“Over the years, we’ve been very innovative in our development of software and technology that lets users get more out of video surveillance infrastructure. We concentrate on one thing, which is this video analytic software product , and our product is manifested in a variety of partner devices,” ObjectVideo spokesman Ed Trohan told Security Management.
The manufacturer that contacted ObjectVideo was a company out of Europe that was interested in launching similar technology. It's representative said, “We want to launch this thing in a few weeks… We’ve come to the conclusion that you’ve got a lot of patents in your software, and we don’t want to get sideways with you, “ObjectVideo CEO Raul Fernandez recalled to Security Management. “We want to license everything we need.”
After more research, ObjectVideo management came to the conclusion (the resolution of the ITC complaint will determine whether they were correct) that there were companies that could be infringing on their patents, which led to the filings.
The complaint asks for an exclusion order and a cease and desist order barring imports and sale of products from Bosch, Samsung, and Sony that contain features and functions that infringe on ObjectVideo patents. “The reason we chose these companies and not other American companies in this first wave [of lawsuits] is because in order to use this venue [the ITC], the defendant had to be a foreign company and had to be importing a product made outside of the United Sates into the U.S. market,” Fernandez explained.

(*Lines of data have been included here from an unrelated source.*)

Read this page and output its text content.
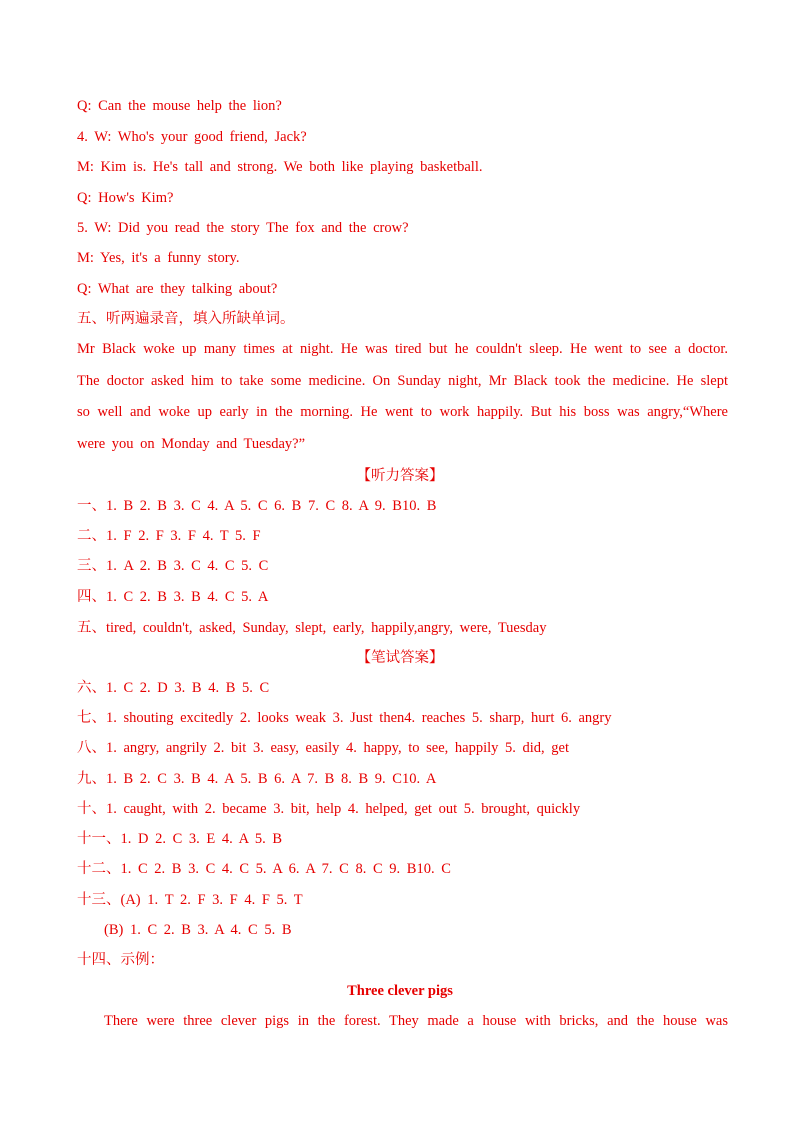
Q: Can the mouse help the lion?
4. W: Who's your good friend, Jack?
M: Kim is. He's tall and strong. We both like playing basketball.
Q: How's Kim?
5. W: Did you read the story The fox and the crow?
M: Yes, it's a funny story.
Q: What are they talking about?
五、听两遍录音，填入所缺单词。
Mr Black woke up many times at night. He was tired but he couldn't sleep. He went to see a doctor. The doctor asked him to take some medicine. On Sunday night, Mr Black took the medicine. He slept so well and woke up early in the morning. He went to work happily. But his boss was angry,“Where were you on Monday and Tuesday?”
【听力答案】
一、1. B 2. B 3. C 4. A 5. C 6. B 7. C 8. A 9. B10. B
二、1. F 2. F 3. F 4. T 5. F
三、1. A 2. B 3. C 4. C 5. C
四、1. C 2. B 3. B 4. C 5. A
五、tired, couldn't, asked, Sunday, slept, early, happily,angry, were, Tuesday
【笔试答案】
六、1. C 2. D 3. B 4. B 5. C
七、1. shouting excitedly 2. looks weak 3. Just then4. reaches 5. sharp, hurt 6. angry
八、1. angry, angrily 2. bit 3. easy, easily 4. happy, to see, happily 5. did, get
九、1. B 2. C 3. B 4. A 5. B 6. A 7. B 8. B 9. C10. A
十、1. caught, with 2. became 3. bit, help 4. helped, get out 5. brought, quickly
十一、1. D 2. C 3. E 4. A 5. B
十二、1. C 2. B 3. C 4. C 5. A 6. A 7. C 8. C 9. B10. C
十三、(A) 1. T 2. F 3. F 4. F 5. T
(B) 1. C 2. B 3. A 4. C 5. B
十四、示例：
Three clever pigs
There were three clever pigs in the forest. They made a house with bricks, and the house was
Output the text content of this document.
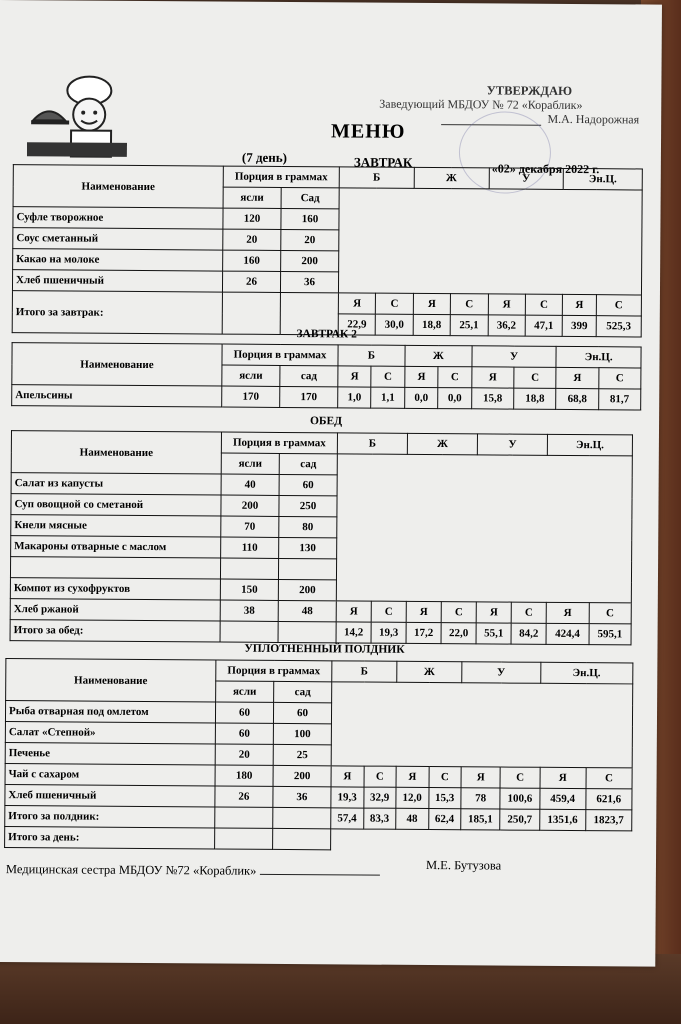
УТВЕРЖДАЮ
Заведующий МБДОУ № 72 «Кораблик»
М.А. Надорожная
МЕНЮ
(7 день)	ЗАВТРАК	«02» декабря 2022 г.
Наименование	Порция в граммах		Б		Ж		У		Эн.Ц.	
	ясли	Сад								
Суфле творожное	120	160								
Соус сметанный	20	20								
Какао на молоке	160	200								
Хлеб пшеничный	26	36								
Итого за завтрак:			Я	С	Я	С	Я	С	Я	С
			22,9	30,0	18,8	25,1	36,2	47,1	399	525,3
ЗАВТРАК 2
Наименование	Порция в граммах		Б		Ж		У		Эн.Ц.	
	ясли	сад	Я	С	Я	С	Я	С	Я	С
Апельсины	170	170	1,0	1,1	0,0	0,0	15,8	18,8	68,8	81,7
ОБЕД
Наименование	Порция в граммах		Б		Ж		У		Эн.Ц.	
	ясли	сад								
Салат из капусты	40	60								
Суп овощной со сметаной	200	250								
Кнели мясные	70	80								
Макароны отварные с маслом	110	130								

Компот из сухофруктов	150	200								
Хлеб ржаной	38	48	Я	С	Я	С	Я	С	Я	С
Итого за обед:			14,2	19,3	17,2	22,0	55,1	84,2	424,4	595,1
УПЛОТНЕННЫЙ ПОЛДНИК
Наименование	Порция в граммах		Б		Ж		У		Эн.Ц.	
	ясли	сад								
Рыба отварная под омлетом	60	60								
Салат «Степной»	60	100								
Печенье	20	25								
Чай с сахаром	180	200	Я	С	Я	С	Я	С	Я	С
Хлеб пшеничный	26	36	19,3	32,9	12,0	15,3	78	100,6	459,4	621,6
Итого за полдник:			57,4	83,3	48	62,4	185,1	250,7	1351,6	1823,7
Итого за день:										
Медицинская сестра МБДОУ №72 «Кораблик»	М.Е. Бутузова
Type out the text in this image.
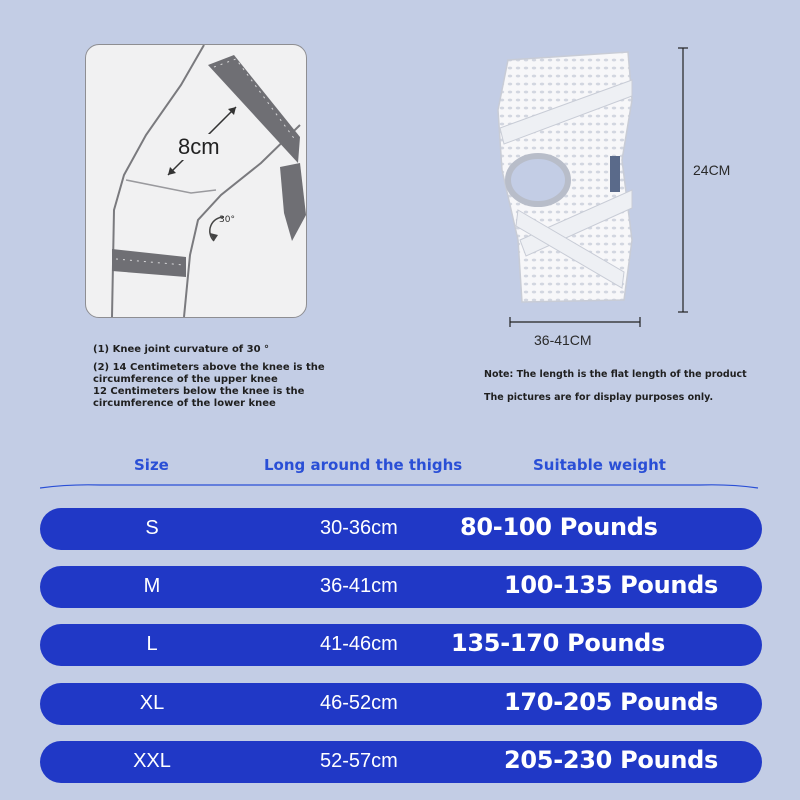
8cm
30°

(1) Knee joint curvature of 30 °

(2) 14 Centimeters above the knee is the circumference of the upper knee

12 Centimeters below the knee is the circumference of the lower knee

24CM
36-41CM
Note: The length is the flat length of the product
The pictures are for display purposes only.
Size	Long around the thighs	Suitable weight
S	30-36cm	80-100 Pounds
M	36-41cm	100-135 Pounds
L	41-46cm 135-170 Pounds
XL	46-52cm	170-205 Pounds
XXL	52-57cm	205-230 Pounds
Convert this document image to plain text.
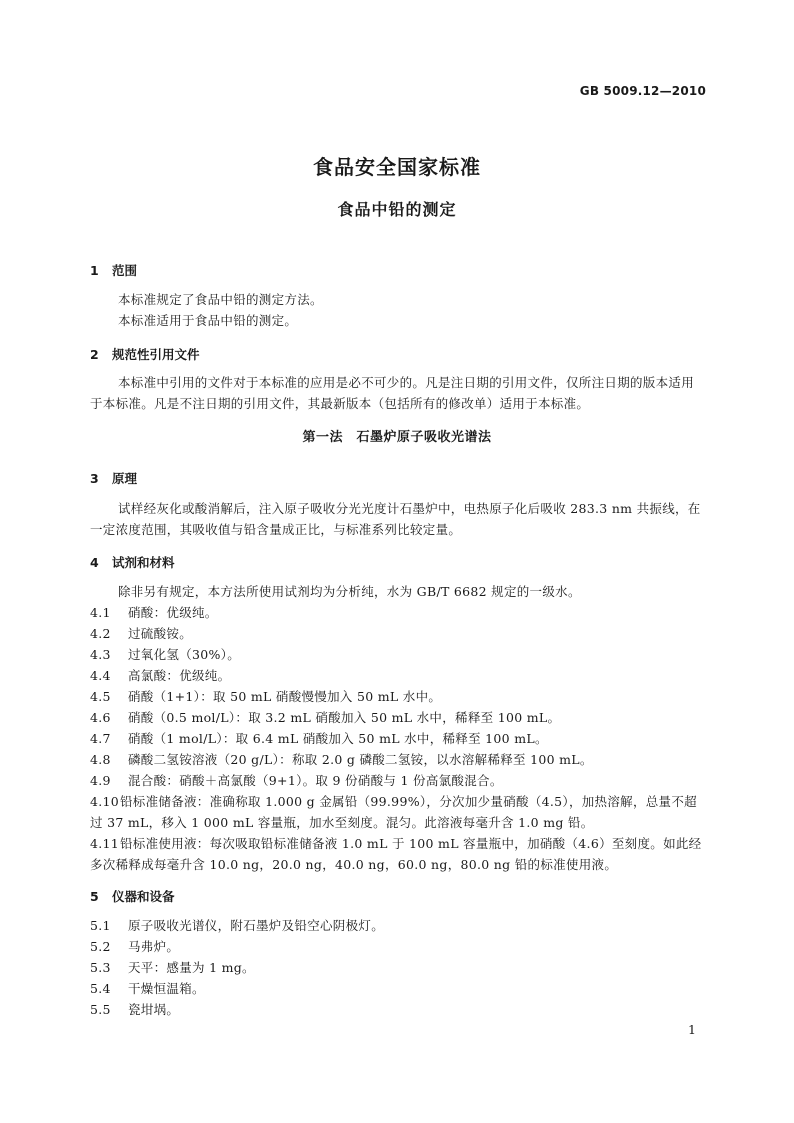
GB 5009.12—2010
食品安全国家标准
食品中铅的测定
1 范围
本标准规定了食品中铅的测定方法。
本标准适用于食品中铅的测定。
2 规范性引用文件
本标准中引用的文件对于本标准的应用是必不可少的。凡是注日期的引用文件，仅所注日期的版本适用于本标准。凡是不注日期的引用文件，其最新版本（包括所有的修改单）适用于本标准。
第一法　石墨炉原子吸收光谱法
3 原理
试样经灰化或酸消解后，注入原子吸收分光光度计石墨炉中，电热原子化后吸收 283.3 nm 共振线，在一定浓度范围，其吸收值与铅含量成正比，与标准系列比较定量。
4 试剂和材料
除非另有规定，本方法所使用试剂均为分析纯，水为 GB/T 6682 规定的一级水。
4.1 硝酸：优级纯。
4.2 过硫酸铵。
4.3 过氧化氢（30%）。
4.4 高氯酸：优级纯。
4.5 硝酸（1+1）：取 50 mL 硝酸慢慢加入 50 mL 水中。
4.6 硝酸（0.5 mol/L）：取 3.2 mL 硝酸加入 50 mL 水中，稀释至 100 mL。
4.7 硝酸（1 mol/L）：取 6.4 mL 硝酸加入 50 mL 水中，稀释至 100 mL。
4.8 磷酸二氢铵溶液（20 g/L）：称取 2.0 g 磷酸二氢铵，以水溶解稀释至 100 mL。
4.9 混合酸：硝酸＋高氯酸（9+1）。取 9 份硝酸与 1 份高氯酸混合。
4.10铅标准储备液：准确称取 1.000 g 金属铅（99.99%），分次加少量硝酸（4.5），加热溶解，总量不超过 37 mL，移入 1 000 mL 容量瓶，加水至刻度。混匀。此溶液每毫升含 1.0 mg 铅。
4.11铅标准使用液：每次吸取铅标准储备液 1.0 mL 于 100 mL 容量瓶中，加硝酸（4.6）至刻度。如此经多次稀释成每毫升含 10.0 ng，20.0 ng，40.0 ng，60.0 ng，80.0 ng 铅的标准使用液。
5 仪器和设备
5.1 原子吸收光谱仪，附石墨炉及铅空心阴极灯。
5.2 马弗炉。
5.3 天平：感量为 1 mg。
5.4 干燥恒温箱。
5.5 瓷坩埚。
1
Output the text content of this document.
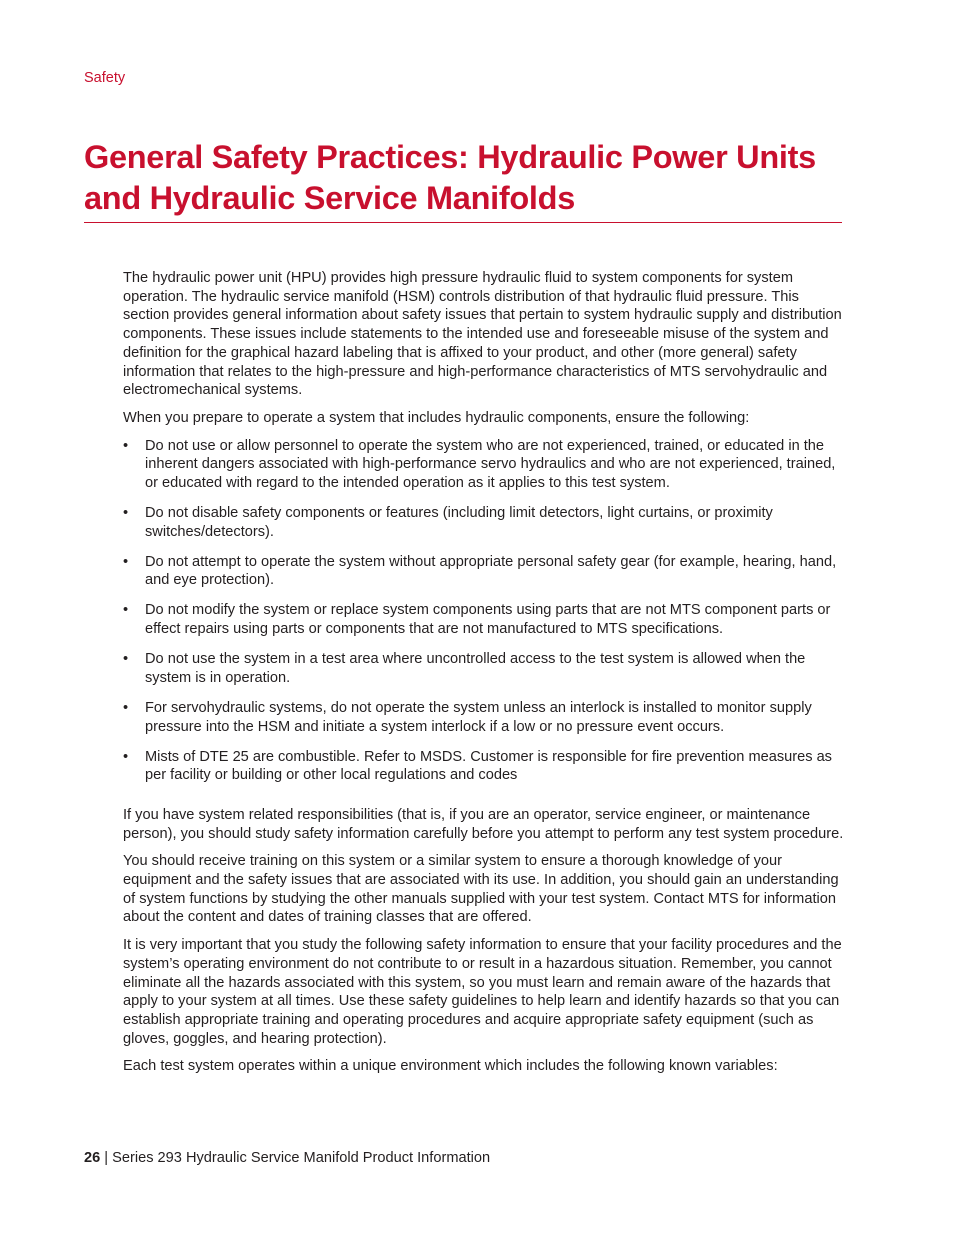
Safety
General Safety Practices: Hydraulic Power Units and Hydraulic Service Manifolds

The hydraulic power unit (HPU) provides high pressure hydraulic fluid to system components for system operation. The hydraulic service manifold (HSM) controls distribution of that hydraulic fluid pressure. This section provides general information about safety issues that pertain to system hydraulic supply and distribution components. These issues include statements to the intended use and foreseeable misuse of the system and definition for the graphical hazard labeling that is affixed to your product, and other (more general) safety information that relates to the high-pressure and high-performance characteristics of MTS servohydraulic and electromechanical systems.

When you prepare to operate a system that includes hydraulic components, ensure the following:

• Do not use or allow personnel to operate the system who are not experienced, trained, or educated in the inherent dangers associated with high-performance servo hydraulics and who are not experienced, trained, or educated with regard to the intended operation as it applies to this test system.
• Do not disable safety components or features (including limit detectors, light curtains, or proximity switches/detectors).
• Do not attempt to operate the system without appropriate personal safety gear (for example, hearing, hand, and eye protection).
• Do not modify the system or replace system components using parts that are not MTS component parts or effect repairs using parts or components that are not manufactured to MTS specifications.
• Do not use the system in a test area where uncontrolled access to the test system is allowed when the system is in operation.
• For servohydraulic systems, do not operate the system unless an interlock is installed to monitor supply pressure into the HSM and initiate a system interlock if a low or no pressure event occurs.
• Mists of DTE 25 are combustible. Refer to MSDS. Customer is responsible for fire prevention measures as per facility or building or other local regulations and codes

If you have system related responsibilities (that is, if you are an operator, service engineer, or maintenance person), you should study safety information carefully before you attempt to perform any test system procedure.

You should receive training on this system or a similar system to ensure a thorough knowledge of your equipment and the safety issues that are associated with its use. In addition, you should gain an understanding of system functions by studying the other manuals supplied with your test system. Contact MTS for information about the content and dates of training classes that are offered.

It is very important that you study the following safety information to ensure that your facility procedures and the system’s operating environment do not contribute to or result in a hazardous situation. Remember, you cannot eliminate all the hazards associated with this system, so you must learn and remain aware of the hazards that apply to your system at all times. Use these safety guidelines to help learn and identify hazards so that you can establish appropriate training and operating procedures and acquire appropriate safety equipment (such as gloves, goggles, and hearing protection).

Each test system operates within a unique environment which includes the following known variables:

26 | Series 293 Hydraulic Service Manifold Product Information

IPMarketVideo reported in April that “Notably absent from the lawsuit are Axis, Pelco and Cisco. As we examined in our OV future review, Axis has licensed patents from OV to protect itself from this. Pelco and Cisco both OEM / re-sell OV analytic software.” In their written response and counterclaim to ObjectVideo’s claims in the district court, Samsung Techwin, Sony, and Bosch denied all claims of infringement. Samsung Techwin called patents void because they failed to comply with conditions and requirements for patent laws including the “egregious misconduct” by one of the inventors for failure to disclose information to the U.S. Patent Office.
ObjectVideo said it favored the ITC process because of the brevity of the process. “It begins and ends within 14 to 16 months. The downside though is that there are no damages. You’re not going to get ‘Company A owes Company B millions of dollars’,” Fernanez said. But a favorable judgment from the ITC would effectively ban the companies from using in U.S. surveillance markets the specific functions that are judged infringements.
Also, with an ITC win, ObjectVideo could pursue damages in district court. “After having won in the ITC, that becomes a much easier path” said Fernandez. But the idea is that the ITC serves as “a forcing mechanism to get [those companies] to the table and negotiate.” Then, they can build on that. “We don’t want people to stop developing new software; we just want the credit for things we’ve created,” Fernandez said.
Since filing in district court in April, Fernandez says they’ve been contacted by companies looking to enter licensing discussions to avoid being part of future lawsuits. “We’ve closed one. That company is Mirasys -- and we’re currently negotiating multiple others,” he said.
A representative from Bosch when contacted by Security Management said the company didn’t comment on pending litigation. Request for comment by Sony and Samsung were not immediately returned.